Tot nu toe is een belangrijke bevinding van het piramideprincipe-onderzoek dat niet-ingewijde lezers de structuur ervan niet altijd doorzien. Vorig jaar is een voorzichtig begin gemaakt met kijken of er simpele manieren zijn om die lezers te helpen, bijvoorbeeld door het geven van een korte leesinstructie. Het effect ervan toen was nihiel: ze snapten het nog steeds niet (ik beschreef dat hier). Dit jaar zijn meerdere onderzoeksgroepjes op zoek gegaan naar andere vormen van instructie. Met wisselend resultaat.
Eén groep (Stanko, Jeroen en Marlies) vond dat het simpele soort structuuraanduiders dat vorig jaar niet werkte, het wél deed. In plaats van ‘Advies’ en ‘Argument + nummer’ noemden zij de hoofdboodschap ‘Conclusie’ en de onderbouwing ‘advies’ – want het was een praktisch gericht rapport (beantwoord onder de hoofdboodschap de hoe-vraag en niet de waarom-vraag). Hun lezers hadden geen moeite met dat rapport: ze vonden de hoofdboodschap en gaven geen blijk van verwarring. Wel was het nog steeds zo dat ze niet echt door hadden dat alles eigenlijk al in de inhoudsopgave stond.
Jeroen, Stanko en Marlies gingen nog een stap verder en voegden een soort krantenbericht met uitleg toe, maar dat had geen meerwaarde. Ook een ander groepje (Jacqueline, Marjolein en Charlotte) werkte met een krantenbericht. Dat ligt namelijk nogal voor de hand, omdat het idee van boodschaptitels en met het belangrijkste beginnen van dat genre is afgekeken. Dit drietal verwerkte niet de leesinstructie in een krantenbericht, maar maakten er een inhoudelijk bericht van, met nieuws gerelateerd aan het adviesrapport. Dat bleek lezers niet te helpen: ze legden niet de structurele link tussen krantenbericht en adviesrapport. Overigens hadden deze respondenten niet veel moeite met de piramidale tekst, die snapten ze sowieso wel. Het was dan ook een korte en overzichtelijke tekst.
Dan was er nog een groep (Alieke, Paul, Jacob en Nadine) die de inhoudsopgave visualiseerde, om te zien of dat zou helpen bij het doorzien van de piramidale opbouw. Met behulp van beeld is immers de hiërarchie van de structuur zichtbaar te maken. Maar nee, zo’n visuele inhoudsopgave maakte niet uit. De respondenten in dit onderzoek gingen maar weer eens op zoek naar de ‘conclusie’ en de ‘samenvatting’ en zeiden het maar een ongebruikelijke structuur te vinden.
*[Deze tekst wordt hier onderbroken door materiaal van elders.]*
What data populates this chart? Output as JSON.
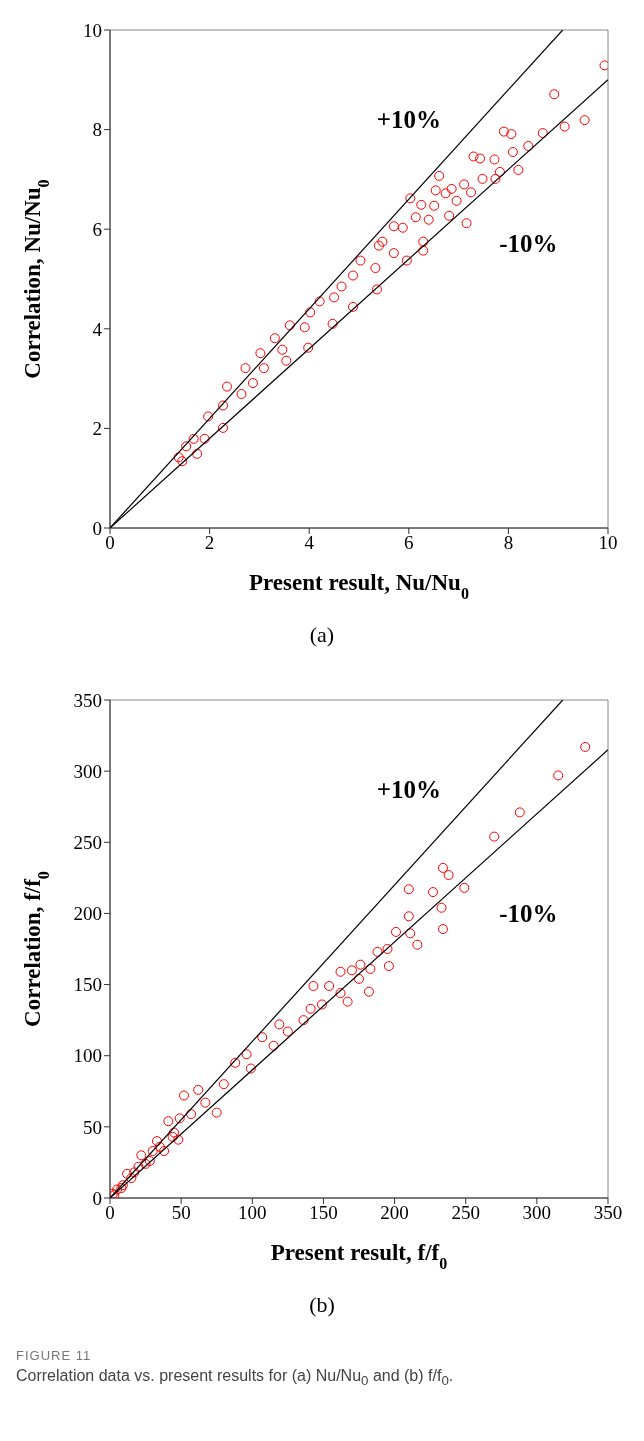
{
  "chart_data": [
    {
      "type": "scatter",
      "xlabel": "Present result, Nu/Nu$_{0}$",
      "ylabel": "Correlation, Nu/Nu$_{0}$",
      "xlim": [
        0,
        10
      ],
      "ylim": [
        0,
        10
      ],
      "xticks": [
        0,
        2,
        4,
        6,
        8,
        10
      ],
      "yticks": [
        0,
        2,
        4,
        6,
        8,
        10
      ],
      "marker": "circle",
      "annotations": [
        "+10%",
        "-10%",
        "(a)"
      ],
      "series": [
        {
          "color": "#ff0000",
          "x": [
            9.93,
            8.92,
            9.53,
            9.13,
            7.91,
            8.06,
            8.69,
            8.4,
            8.09,
            7.3,
            7.43,
            7.72,
            8.2,
            7.83,
            7.48,
            7.74,
            6.61,
            7.11,
            7.25,
            6.54,
            6.86,
            6.74,
            6.96,
            6.03,
            6.25,
            6.51,
            6.81,
            7.16,
            6.14,
            6.4,
            5.7,
            5.88,
            6.29,
            6.29,
            5.96,
            5.47,
            5.4,
            5.7,
            5.03,
            5.33,
            5.36,
            4.88,
            4.65,
            4.88,
            4.5,
            4.21,
            4.47,
            4.02,
            3.91,
            3.98,
            3.61,
            3.31,
            3.46,
            3.54,
            3.02,
            3.09,
            2.72,
            2.87,
            2.64,
            2.35,
            2.27,
            2.27,
            1.97,
            1.9,
            1.68,
            1.53,
            1.45,
            1.38,
            1.75
          ],
          "values": [
            9.29,
            8.71,
            8.19,
            8.06,
            7.96,
            7.91,
            7.93,
            7.67,
            7.55,
            7.46,
            7.42,
            7.4,
            7.19,
            7.15,
            7.01,
            7.01,
            7.07,
            6.9,
            6.74,
            6.78,
            6.81,
            6.72,
            6.57,
            6.62,
            6.49,
            6.47,
            6.27,
            6.12,
            6.24,
            6.19,
            6.06,
            6.03,
            5.75,
            5.57,
            5.37,
            5.75,
            5.67,
            5.52,
            5.37,
            5.22,
            4.79,
            5.07,
            4.85,
            4.44,
            4.63,
            4.55,
            4.1,
            4.33,
            4.03,
            3.62,
            4.07,
            3.81,
            3.58,
            3.36,
            3.51,
            3.21,
            3.21,
            2.91,
            2.69,
            2.84,
            2.46,
            2.01,
            2.24,
            1.79,
            1.79,
            1.64,
            1.34,
            1.42,
            1.49
          ]
        },
        {
          "type": "line",
          "marker": "none",
          "color": "#000000",
          "x": [
            0,
            9.09
          ],
          "values": [
            0,
            10
          ]
        },
        {
          "type": "line",
          "marker": "none",
          "color": "#000000",
          "x": [
            0,
            10
          ],
          "values": [
            0,
            9
          ]
        }
      ]
    },
    {
      "type": "scatter",
      "xlabel": "Present result, f/f$_{0}$",
      "ylabel": "Correlation, f/f$_{0}$",
      "xlim": [
        0,
        350
      ],
      "ylim": [
        0,
        350
      ],
      "xticks": [
        0,
        50,
        100,
        150,
        200,
        250,
        300,
        350
      ],
      "yticks": [
        0,
        50,
        100,
        150,
        200,
        250,
        300,
        350
      ],
      "marker": "circle",
      "annotations": [
        "+10%",
        "-10%",
        "(b)",
        "FIGURE 11",
        "Correlation data vs. present results for (a) Nu/Nu$_{0}$ and (b) f/f$_{0}$."
      ],
      "series": [
        {
          "color": "#ff0000",
          "x": [
            334,
            315,
            288,
            270,
            234,
            238,
            210,
            227,
            249,
            233,
            210,
            234,
            201,
            211,
            216,
            195,
            188,
            196,
            183,
            176,
            162,
            170,
            182,
            175,
            143,
            154,
            162,
            167,
            149,
            141,
            136,
            119,
            125,
            107,
            115,
            96,
            88,
            99,
            75,
            80,
            62,
            52,
            67,
            57,
            49,
            41,
            44,
            33,
            30,
            22,
            20,
            12,
            9,
            3,
            5,
            2,
            8,
            15,
            17,
            25,
            28,
            35,
            38,
            45,
            48
          ],
          "values": [
            317,
            297,
            271,
            254,
            232,
            227,
            217,
            215,
            218,
            204,
            198,
            189,
            187,
            186,
            178,
            175,
            173,
            163,
            161,
            164,
            159,
            160,
            145,
            154,
            149,
            149,
            144,
            138,
            136,
            133,
            125,
            122,
            117,
            113,
            107,
            101,
            95,
            91,
            60,
            80,
            76,
            72,
            67,
            59,
            56,
            54,
            43,
            40,
            33,
            30,
            22,
            17,
            9,
            2,
            6,
            3,
            7,
            14,
            18,
            24,
            26,
            36,
            33,
            46,
            41
          ]
        },
        {
          "type": "line",
          "marker": "none",
          "color": "#000000",
          "x": [
            0,
            318.2
          ],
          "values": [
            0,
            350
          ]
        },
        {
          "type": "line",
          "marker": "none",
          "color": "#000000",
          "x": [
            0,
            350
          ],
          "values": [
            0,
            315
          ]
        }
      ]
    }
  ]
}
Ook zo’n visuele inhoudsopgave wijkt af van wat ze kennen, en ze herkenden het schema daarom soms niet eens als inhoudsopgave.
Ook Kiki en Erik vonden dat ze zelfs met een nogal royaal gedoseerde leesinstructie de verwachtingen niet konden bijsturen: ook hun respondenten bleven zoeken naar ‘conclusie’ en ‘samenvatting’. Het enige zo’n beetje wat zij níet in hun leesinstructie hadden gezet, was letterlijk dat die kopjes er niet in zouden staan. Verder waren ze behoorlijk expliciet geweest in hun uitleg van hoe het rapport in elkaar zat. Ze hebben geëxperimenteerd met de dosering daarvan – maar het effect daarvan was niet positief.
Wat kunnen we hier nou uit concluderen? Ik weet het nog niet precies. Twee voorzichtige conclusies:
- Voor de praktijk: Het heeft waarschijnlijk niet zo veel zin om aan te raden voor een breed publiek ‘gekke’ dingen toe te voegen om een piramidaal rapport toegankelijk te maken: het nut van leesinstructies is beperkt.
- Voor vervolgonderzoek: Het lijkt erop dat een kort, actiegericht rapport makkelijker te begrijpen is dan een lang en argumentatief rapport. Tenminste, dat is nu mijn beeld, maar daar was het onderzoek nu nog niet op gericht. Mooie volgende stap!
En voor alle duidelijkheid nog één keer, voor de zekerheid: in de praktijk van adviseurs die schrijven voor een opdrachtgever is dit allemaal amper een probleem, omdat hun lezer het piramideprincipe vaak wél kent, en zo niet – dan leg je het toch even uit? Dan wil die opdrachtgever al gauw niets anders meer!